Thinking about all of the people in my life I’ve disappointed or distressed just by being myself. Thinking about the years of confusion, of feeling broken, of feeling like I just don’t fit in the world.
Thinking of the pain of learning to fit, the trauma of shaping myself to conform to a pattern I literally can’t see.
Particularly painful is thinking about how utterly incapable I am of providing partners with nuanced emotional support. I just don’t get it. I have to learn specific behaviors, the whole thing becomes a pantomime of care.
I do really care, I just don’t understand how to show it under certain circumstances.
@mykola If it helps: they call it "autistic spectrum disorder", as in, we're *all* on it, somewhere.
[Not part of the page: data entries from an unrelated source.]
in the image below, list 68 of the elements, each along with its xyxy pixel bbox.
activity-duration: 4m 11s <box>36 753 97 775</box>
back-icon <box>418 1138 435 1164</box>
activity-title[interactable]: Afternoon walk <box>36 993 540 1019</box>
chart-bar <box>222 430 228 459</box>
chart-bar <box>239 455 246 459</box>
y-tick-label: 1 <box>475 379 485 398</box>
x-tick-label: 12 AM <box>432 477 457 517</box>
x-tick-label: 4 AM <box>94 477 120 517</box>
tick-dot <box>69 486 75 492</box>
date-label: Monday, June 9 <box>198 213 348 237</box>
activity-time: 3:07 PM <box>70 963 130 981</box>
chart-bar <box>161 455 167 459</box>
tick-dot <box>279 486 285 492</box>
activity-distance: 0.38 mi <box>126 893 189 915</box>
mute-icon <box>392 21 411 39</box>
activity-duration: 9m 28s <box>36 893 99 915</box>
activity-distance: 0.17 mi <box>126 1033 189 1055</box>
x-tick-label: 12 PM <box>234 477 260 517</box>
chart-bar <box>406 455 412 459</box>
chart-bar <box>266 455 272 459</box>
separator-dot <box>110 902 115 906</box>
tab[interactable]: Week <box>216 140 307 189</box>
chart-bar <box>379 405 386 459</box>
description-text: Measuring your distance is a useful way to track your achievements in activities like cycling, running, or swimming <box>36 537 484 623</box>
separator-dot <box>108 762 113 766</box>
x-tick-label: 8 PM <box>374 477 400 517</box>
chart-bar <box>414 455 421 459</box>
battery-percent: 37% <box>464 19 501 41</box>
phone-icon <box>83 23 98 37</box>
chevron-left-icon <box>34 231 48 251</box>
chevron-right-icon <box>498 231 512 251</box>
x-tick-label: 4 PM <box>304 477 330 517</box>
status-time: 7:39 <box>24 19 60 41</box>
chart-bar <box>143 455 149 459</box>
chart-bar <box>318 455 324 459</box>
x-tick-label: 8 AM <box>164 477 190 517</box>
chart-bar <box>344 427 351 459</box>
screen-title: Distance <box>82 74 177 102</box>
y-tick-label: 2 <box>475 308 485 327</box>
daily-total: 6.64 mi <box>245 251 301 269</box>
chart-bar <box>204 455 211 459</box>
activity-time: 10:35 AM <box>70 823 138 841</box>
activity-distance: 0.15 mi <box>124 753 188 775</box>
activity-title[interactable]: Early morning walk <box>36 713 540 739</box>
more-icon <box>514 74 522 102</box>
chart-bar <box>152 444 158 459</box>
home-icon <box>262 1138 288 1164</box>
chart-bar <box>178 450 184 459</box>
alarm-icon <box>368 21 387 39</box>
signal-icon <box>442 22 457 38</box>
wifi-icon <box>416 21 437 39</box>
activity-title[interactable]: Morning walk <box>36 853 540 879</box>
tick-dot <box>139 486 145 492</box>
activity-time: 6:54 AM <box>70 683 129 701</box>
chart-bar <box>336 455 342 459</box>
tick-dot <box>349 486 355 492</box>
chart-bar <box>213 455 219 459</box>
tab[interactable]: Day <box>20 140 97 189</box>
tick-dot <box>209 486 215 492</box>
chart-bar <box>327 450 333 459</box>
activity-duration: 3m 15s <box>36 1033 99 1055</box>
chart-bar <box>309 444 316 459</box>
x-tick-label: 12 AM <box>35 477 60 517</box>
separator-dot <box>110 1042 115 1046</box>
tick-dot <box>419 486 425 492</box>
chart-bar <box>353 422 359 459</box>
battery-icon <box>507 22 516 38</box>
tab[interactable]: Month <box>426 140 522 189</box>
I feel for you; I suspect me too, but I'm ooold -- I've long rubbed the sharp edges off of it by now. I suppose I must have learned empathy (how I would feel in their place).
It does get easier.
@mykola your situation reminds me of how on my first silent retreat (Buddhist) I wasn't told that during the silent days, many also do not make eye contact or any social gestures. In figuring it out, I got to work through all kinds of stuff - realizing that most of the emotions that arise in any encounter are my own - projecting, imagining. It seems to me that you were such a "mirror" to others, and what they perceived in you was in fact their own stuff to examine and understand.
@mykola I'm sorry that you are feeling responsible for their misunderstanding of you. I also understand that not following social norms can be isolating. I hope that neurotypicals are coming to a greater acceptance that our wiring causes many false perceptions and it is cruel to blame others for our own issues of misperception and illusion.
@compostablespork Thanks, I appreciate the point!
The challenge for me is that I'm just realizing this about myself kinda for the first time. It's sort of stunning, and it also is sad to me that I didn't have a nuanced understanding of this stuff before meeting my wife. I've put her through hell and back, and it's not her fault and it's not _exactly_ my fault but christ, it's hard sometimes. :-\
@mykola marriage is full of that good-hard-messy stuff - there's no better relationship (well maybe parenthood) for the opportunity to see ourselves, our ideals, and beliefs laid bare. I hope the two of you can find healing and the freedom to see one another as you truly are. Marriage is wicked hard.